Citing data from the Philippine Statistics Authority, the report said about 31.4 percent of Filipino children lived below the poverty line, but the number was significantly higher at 63.1 percent in ARMM.
The report also noted the rising rates of teen pregnancies—an average of about 60 births per 1,000 Filipino girls aged 15 to 19.
An estimated 2.85 million Filipino children aged 5 to 15 are out of school, the Unicef report added.
The Unicef and DSWD also were one in opposing proposals to amend the Juvenile Welfare Act to lower the age of criminal responsibility from 15 to 13.
“The Philippines has one of the most solid acts on juvenile justice in the region, which had been researched thoroughly before it was laid on the table. This proposal to lower the age is, for us, a giant leap backwards,” Sylwander said.
Criminal justice system
To bring children into the criminal justice system will “damage the child forever” as the current state of Philippine prisons do not ensure reformation for child offenders, she said.
“Proponents seem to have forgotten that very often adults bring these children into committing crimes.
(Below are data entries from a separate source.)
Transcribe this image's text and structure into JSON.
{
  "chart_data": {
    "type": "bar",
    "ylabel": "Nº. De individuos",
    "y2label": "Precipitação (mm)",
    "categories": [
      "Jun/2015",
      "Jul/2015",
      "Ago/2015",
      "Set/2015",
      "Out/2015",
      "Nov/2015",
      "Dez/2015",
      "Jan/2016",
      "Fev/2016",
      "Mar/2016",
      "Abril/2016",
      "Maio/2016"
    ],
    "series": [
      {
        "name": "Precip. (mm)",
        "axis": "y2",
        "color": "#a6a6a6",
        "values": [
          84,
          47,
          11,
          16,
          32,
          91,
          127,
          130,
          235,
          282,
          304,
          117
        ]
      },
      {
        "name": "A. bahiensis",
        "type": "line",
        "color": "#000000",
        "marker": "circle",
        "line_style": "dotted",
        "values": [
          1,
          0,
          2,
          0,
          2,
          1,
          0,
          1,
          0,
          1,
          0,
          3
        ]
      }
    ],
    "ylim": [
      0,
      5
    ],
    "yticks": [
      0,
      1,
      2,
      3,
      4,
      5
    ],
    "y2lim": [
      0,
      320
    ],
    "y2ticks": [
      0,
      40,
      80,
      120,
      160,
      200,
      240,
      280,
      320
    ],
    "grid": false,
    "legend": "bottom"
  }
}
So why are we not doing something about those criminals?” she said.
Relova said the government only needed to enhance an assessment tool it had devised to determine the criminal liability of child offenders, and did not need to lower the criminal age.
“We stand with the position of not lowering the age until a study is presented, based on scientific observation and research, that offenders below 18 years old can act with discernment,” she said.